Como prevenção, o Sindicam já destacou dois funcionários que farão um monitoramento nas vias. Eles ficarão localizados em pontos estratégicos nos acessos ao Porto e vão informar aos caminhoneiros quais as melhores alternativas de rotas em momentos de congestionamentos.

Também ficou definido que a Fetrabens fará cartilhas de orientação aos motoristas que trafegam em direção ao Porto. A ideia é dar ciência aos profissionais de eventuais problemas e, ao mesmo tempo, dar dicas que serão elaboradas pela entidade.

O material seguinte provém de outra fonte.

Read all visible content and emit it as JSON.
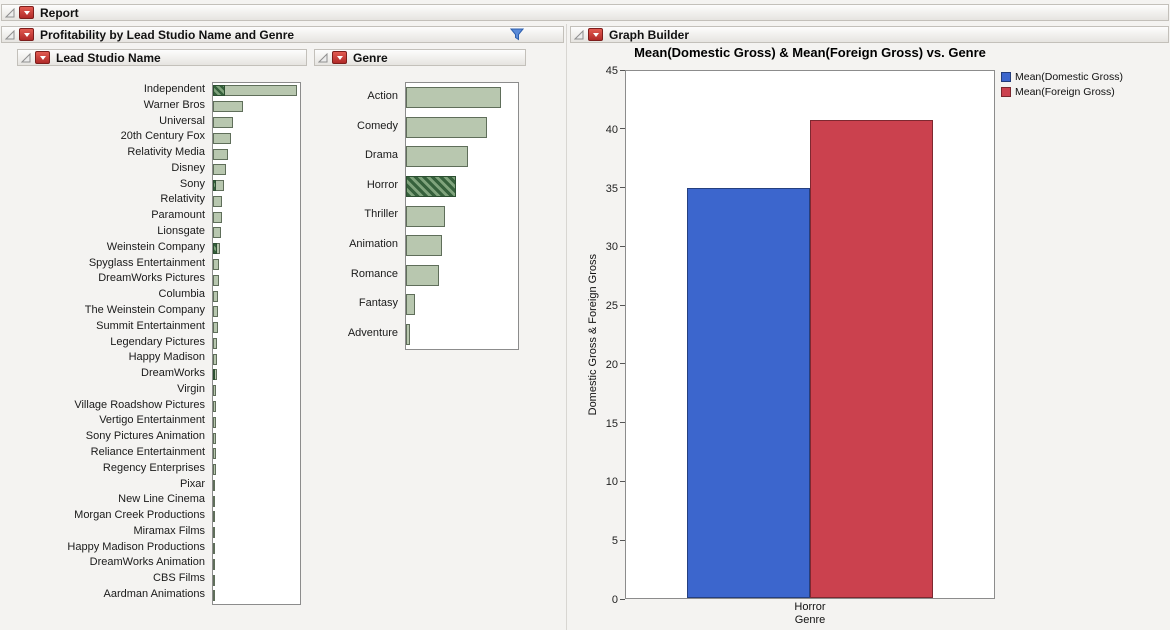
{
  "report_header": {
    "title": "Report"
  },
  "left_panel": {
    "title": "Profitability by Lead Studio Name and Genre",
    "filter_icon": "funnel-icon"
  },
  "graph_panel": {
    "title": "Graph Builder"
  },
  "colors": {
    "histogram_bar": "#b8c7af",
    "histogram_selected": "#36613c",
    "domestic_blue": "#3c66cd",
    "foreign_red": "#cb414e"
  },
  "chart_data": [
    {
      "type": "bar",
      "orientation": "horizontal",
      "title": "Lead Studio Name",
      "categories": [
        "Independent",
        "Warner Bros",
        "Universal",
        "20th Century Fox",
        "Relativity Media",
        "Disney",
        "Sony",
        "Relativity",
        "Paramount",
        "Lionsgate",
        "Weinstein Company",
        "Spyglass Entertainment",
        "DreamWorks Pictures",
        "Columbia",
        "The Weinstein Company",
        "Summit Entertainment",
        "Legendary Pictures",
        "Happy Madison",
        "DreamWorks",
        "Virgin",
        "Village Roadshow Pictures",
        "Vertigo Entertainment",
        "Sony Pictures Animation",
        "Reliance Entertainment",
        "Regency Enterprises",
        "Pixar",
        "New Line Cinema",
        "Morgan Creek Productions",
        "Miramax Films",
        "Happy Madison Productions",
        "DreamWorks Animation",
        "CBS Films",
        "Aardman Animations"
      ],
      "values": [
        87,
        31,
        21,
        19,
        16,
        13,
        11,
        9,
        9,
        8,
        7,
        6,
        6,
        5,
        5,
        5,
        4,
        4,
        4,
        3,
        3,
        3,
        3,
        3,
        3,
        2,
        2,
        2,
        2,
        2,
        2,
        2,
        2
      ],
      "selected_values": [
        12,
        0,
        0,
        0,
        0,
        0,
        2,
        0,
        0,
        0,
        4,
        0,
        0,
        0,
        0,
        0,
        0,
        0,
        2,
        0,
        0,
        0,
        0,
        0,
        0,
        0,
        0,
        0,
        0,
        0,
        0,
        0,
        0
      ],
      "xlim": [
        0,
        90
      ]
    },
    {
      "type": "bar",
      "orientation": "horizontal",
      "title": "Genre",
      "categories": [
        "Action",
        "Comedy",
        "Drama",
        "Horror",
        "Thriller",
        "Animation",
        "Romance",
        "Fantasy",
        "Adventure"
      ],
      "values": [
        98,
        83,
        64,
        51,
        40,
        37,
        34,
        9,
        4
      ],
      "selected": "Horror",
      "xlim": [
        0,
        115
      ]
    },
    {
      "type": "bar",
      "title": "Mean(Domestic Gross) & Mean(Foreign Gross) vs. Genre",
      "categories": [
        "Horror"
      ],
      "series": [
        {
          "name": "Mean(Domestic Gross)",
          "color": "#3c66cd",
          "values": [
            35
          ]
        },
        {
          "name": "Mean(Foreign Gross)",
          "color": "#cb414e",
          "values": [
            40.8
          ]
        }
      ],
      "xlabel": "Genre",
      "ylabel": "Domestic Gross & Foreign Gross",
      "ylim": [
        0,
        45
      ],
      "yticks": [
        0,
        5,
        10,
        15,
        20,
        25,
        30,
        35,
        40,
        45
      ],
      "grid": false,
      "legend_position": "top-right"
    }
  ]
}
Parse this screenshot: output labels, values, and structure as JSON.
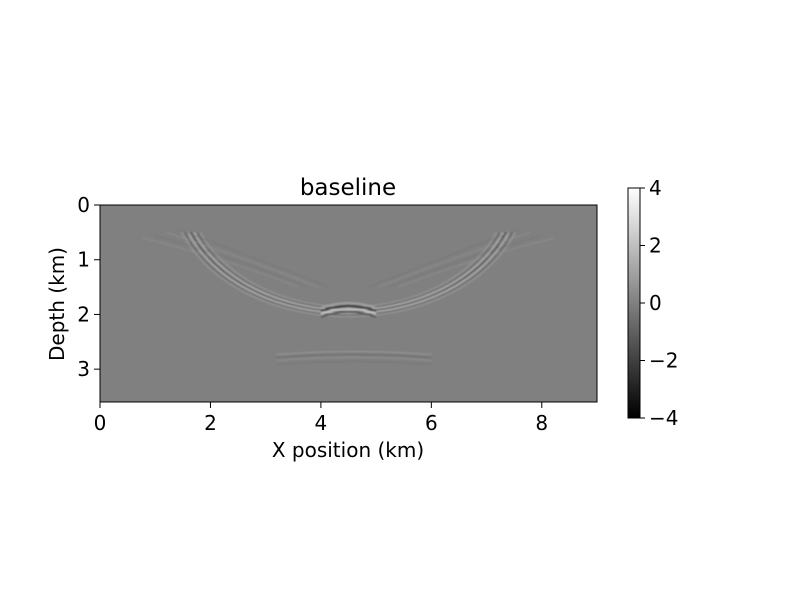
{
  "chart_data": {
    "type": "heatmap",
    "title": "baseline",
    "xlabel": "X position (km)",
    "ylabel": "Depth (km)",
    "xlim": [
      0,
      9
    ],
    "ylim": [
      3.6,
      0
    ],
    "xticks": [
      0,
      2,
      4,
      6,
      8
    ],
    "yticks": [
      0,
      1,
      2,
      3
    ],
    "colormap": "gray",
    "colorbar": {
      "range": [
        -4,
        4
      ],
      "ticks": [
        4,
        2,
        0,
        -2,
        -4
      ],
      "tick_labels": [
        "4",
        "2",
        "0",
        "−2",
        "−4"
      ]
    },
    "background_value": 0,
    "features": [
      {
        "name": "seismic-arc",
        "center_x_km": 4.5,
        "center_depth_km": -0.3,
        "radius_x_km": 3.05,
        "radius_depth_km": 2.25,
        "from_depth_km": 0.5
      },
      {
        "name": "focal-reflector",
        "x_km": 4.5,
        "depth_km": 1.9,
        "half_width_km": 0.5
      },
      {
        "name": "deep-reflector",
        "x_range_km": [
          3.2,
          6.0
        ],
        "depth_km": 2.75
      }
    ],
    "colors": {
      "background": "#808080",
      "positive": "#ffffff",
      "negative": "#000000"
    }
  }
}
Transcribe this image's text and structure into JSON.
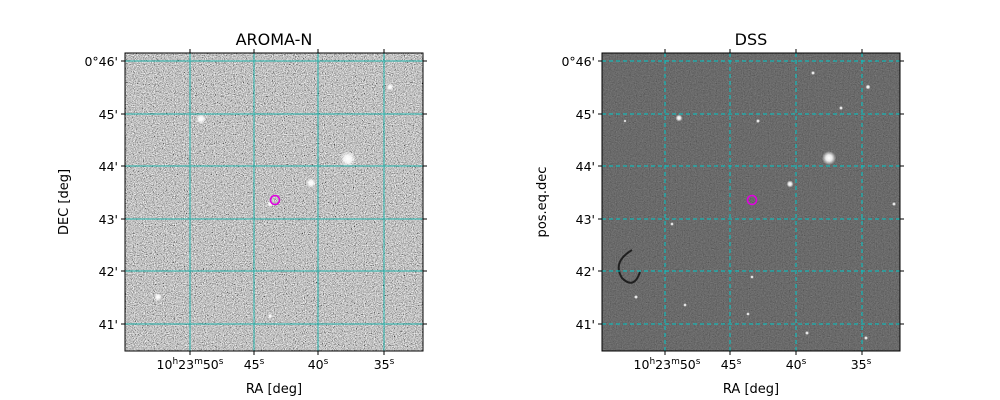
{
  "panels": [
    {
      "title": "AROMA-N",
      "xlabel": "RA [deg]",
      "ylabel": "DEC [deg]",
      "style": "noisy",
      "grid_color": "#20b2aa",
      "grid_style": "solid",
      "marker_color": "#e000e0",
      "dec_ticks": [
        "0°46'",
        "45'",
        "44'",
        "43'",
        "42'",
        "41'"
      ],
      "ra_ticks": [
        {
          "main": "10",
          "sup1": "h",
          "mid": "23",
          "sup2": "m",
          "end": "50",
          "sup3": "s"
        },
        {
          "main": "",
          "sup1": "",
          "mid": "",
          "sup2": "",
          "end": "45",
          "sup3": "s"
        },
        {
          "main": "",
          "sup1": "",
          "mid": "",
          "sup2": "",
          "end": "40",
          "sup3": "s"
        },
        {
          "main": "",
          "sup1": "",
          "mid": "",
          "sup2": "",
          "end": "35",
          "sup3": "s"
        }
      ]
    },
    {
      "title": "DSS",
      "xlabel": "RA [deg]",
      "ylabel": "pos.eq.dec",
      "style": "dark",
      "grid_color": "#00c8c8",
      "grid_style": "dashed",
      "marker_color": "#e000e0",
      "dec_ticks": [
        "0°46'",
        "45'",
        "44'",
        "43'",
        "42'",
        "41'"
      ],
      "ra_ticks": [
        {
          "main": "10",
          "sup1": "h",
          "mid": "23",
          "sup2": "m",
          "end": "50",
          "sup3": "s"
        },
        {
          "main": "",
          "sup1": "",
          "mid": "",
          "sup2": "",
          "end": "45",
          "sup3": "s"
        },
        {
          "main": "",
          "sup1": "",
          "mid": "",
          "sup2": "",
          "end": "40",
          "sup3": "s"
        },
        {
          "main": "",
          "sup1": "",
          "mid": "",
          "sup2": "",
          "end": "35",
          "sup3": "s"
        }
      ]
    }
  ]
}
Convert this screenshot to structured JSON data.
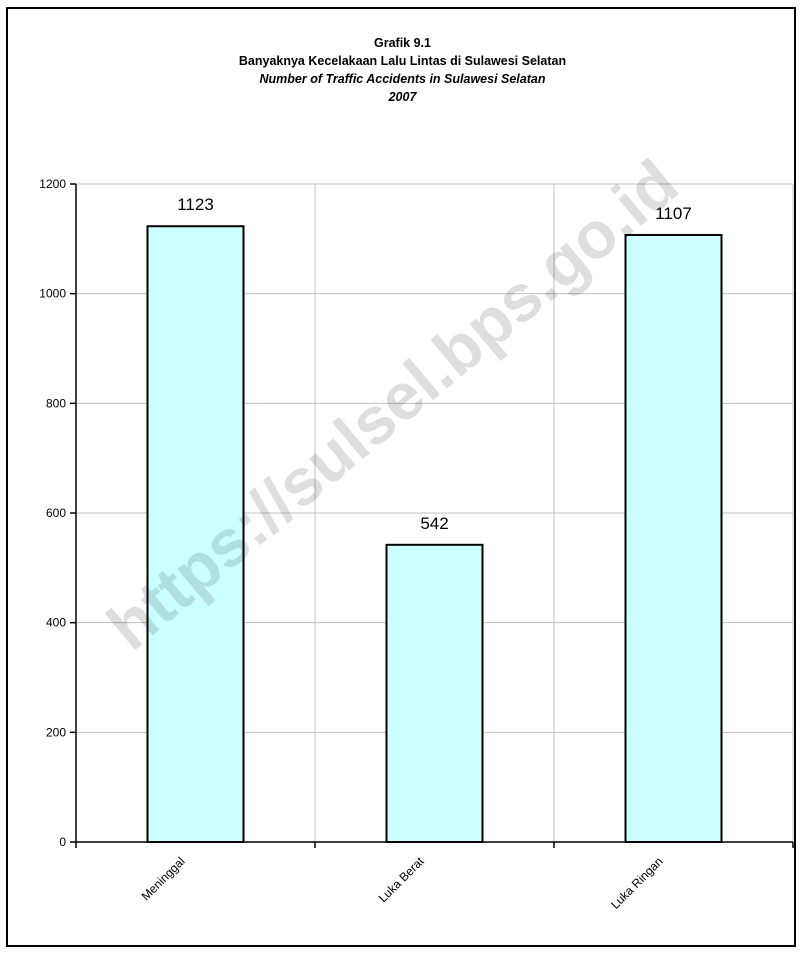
{
  "chart_data": {
    "type": "bar",
    "title": "Grafik 9.1",
    "subtitle_id": "Banyaknya Kecelakaan Lalu Lintas di Sulawesi Selatan",
    "subtitle_en": "Number of Traffic Accidents in Sulawesi Selatan",
    "year": "2007",
    "categories": [
      "Meninggal",
      "Luka Berat",
      "Luka Ringan"
    ],
    "values": [
      1123,
      542,
      1107
    ],
    "data_labels": [
      "1123",
      "542",
      "1107"
    ],
    "ylim": [
      0,
      1200
    ],
    "yticks": [
      0,
      200,
      400,
      600,
      800,
      1000,
      1200
    ],
    "grid": true,
    "bar_color": "#ccffff",
    "watermark": "https://sulsel.bps.go.id"
  }
}
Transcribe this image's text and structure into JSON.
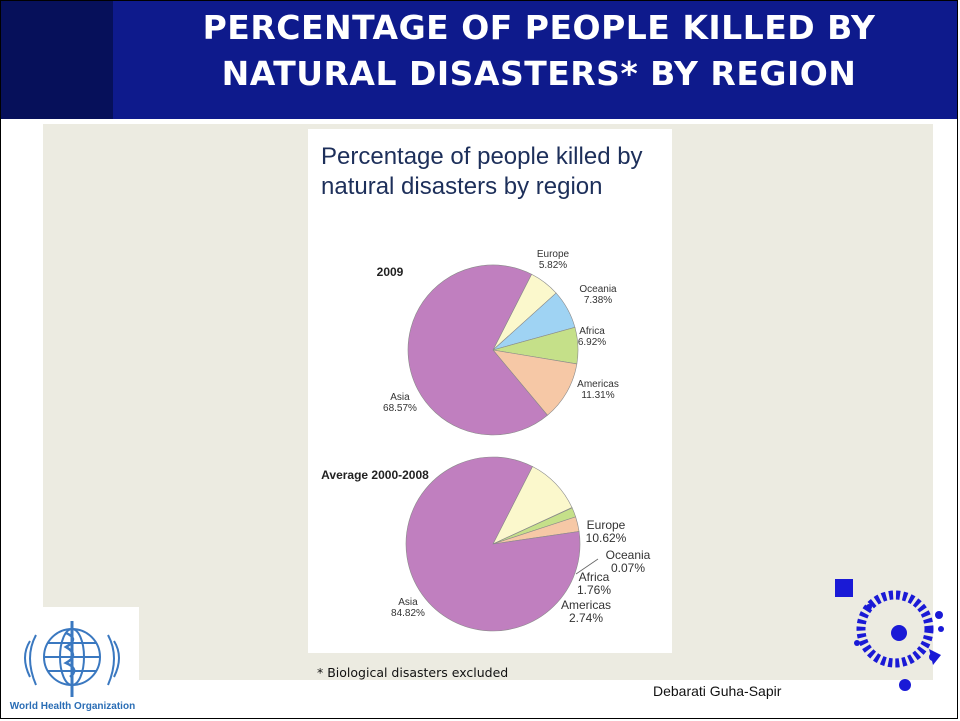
{
  "slide": {
    "title_lines": [
      "PERCENTAGE OF PEOPLE KILLED BY",
      "NATURAL DISASTERS* BY REGION"
    ],
    "footnote": "* Biological disasters excluded",
    "author": "Debarati Guha-Sapir",
    "who_label": "World Health Organization"
  },
  "colors": {
    "header": "#0e1a8c",
    "asia": "#c07fbf",
    "americas": "#f6c8a6",
    "africa": "#c5e089",
    "oceania": "#9fd3f3",
    "europe": "#fbf8cc"
  },
  "icons": [
    "who-emblem-icon",
    "cred-logo-icon"
  ],
  "chart_data": [
    {
      "type": "pie",
      "title": "Percentage of people killed by natural disasters by region",
      "subtitle": "2009",
      "labels": [
        "Europe",
        "Oceania",
        "Africa",
        "Americas",
        "Asia"
      ],
      "values": [
        5.82,
        7.38,
        6.92,
        11.31,
        68.57
      ],
      "value_labels": [
        "5.82%",
        "7.38%",
        "6.92%",
        "11.31%",
        "68.57%"
      ],
      "colors": [
        "#fbf8cc",
        "#9fd3f3",
        "#c5e089",
        "#f6c8a6",
        "#c07fbf"
      ]
    },
    {
      "type": "pie",
      "subtitle": "Average 2000-2008",
      "labels": [
        "Europe",
        "Oceania",
        "Africa",
        "Americas",
        "Asia"
      ],
      "values": [
        10.62,
        0.07,
        1.76,
        2.74,
        84.82
      ],
      "value_labels": [
        "10.62%",
        "0.07%",
        "1.76%",
        "2.74%",
        "84.82%"
      ],
      "colors": [
        "#fbf8cc",
        "#9fd3f3",
        "#c5e089",
        "#f6c8a6",
        "#c07fbf"
      ]
    }
  ]
}
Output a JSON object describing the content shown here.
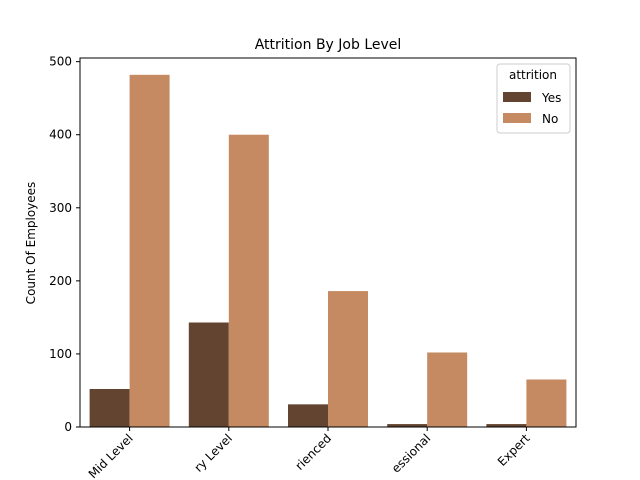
{
  "chart_data": {
    "type": "bar",
    "title": "Attrition By Job Level",
    "xlabel": "",
    "ylabel": "Count Of Employees",
    "categories": [
      "Mid Level",
      "Entry Level",
      "Experienced",
      "Professional",
      "Expert"
    ],
    "visible_tick_text": [
      "Mid Level",
      "ry Level",
      "rienced",
      "essional",
      "Expert"
    ],
    "series": [
      {
        "name": "Yes",
        "values": [
          52,
          143,
          31,
          4,
          4
        ],
        "color": "#634431"
      },
      {
        "name": "No",
        "values": [
          482,
          400,
          186,
          102,
          65
        ],
        "color": "#c58a61"
      }
    ],
    "ylim": [
      0,
      505
    ],
    "yticks": [
      0,
      100,
      200,
      300,
      400,
      500
    ],
    "grid": false,
    "legend": {
      "title": "attrition",
      "position": "top-right"
    }
  }
}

De acordo com o diretor financeiro do Sindicam, Alexsandro de Vasconcelos Freitas, o Governo pediu informações sobre a rotina portuária e apresentou os planos para evitar novos congestionamentos. A entidade expôs as dificuldades que envolvem o transporte de contêineres vazios quando o fluxo de veículos graneleiros é intenso. Os horários restritos de depots (armazéns de recepção, reparo, vistoria e entrega de contêineres vazios) também restringem as operações, segundo o sindicalista.

Regras

Para o diretor do Sindicam, por enquanto, a única medida concreta contra os congestionamentos é o agendamento de caminhões definido pela Codesp. De acordo com a regra, todos os caminhões carregados com granéis devem passar, obrigatoriamente, por pátios reguladores antes do acesso ao cais santista. Já os veículos com outras cargas não vão precisar a passar pelos pátios, mas deverão ser agendados para ter acesso aos terminais.

Segundo a norma, cada terminal terá uma cota de recepção de caminhões a ser elaborada pela Codesp. Essa quantidade será definida por uma janela de tempo (período fixo e contínuo de seis horas), de acordo com a capacidade operacional da empresa e a capacidade máxima de utilização de seu estacionamento interno.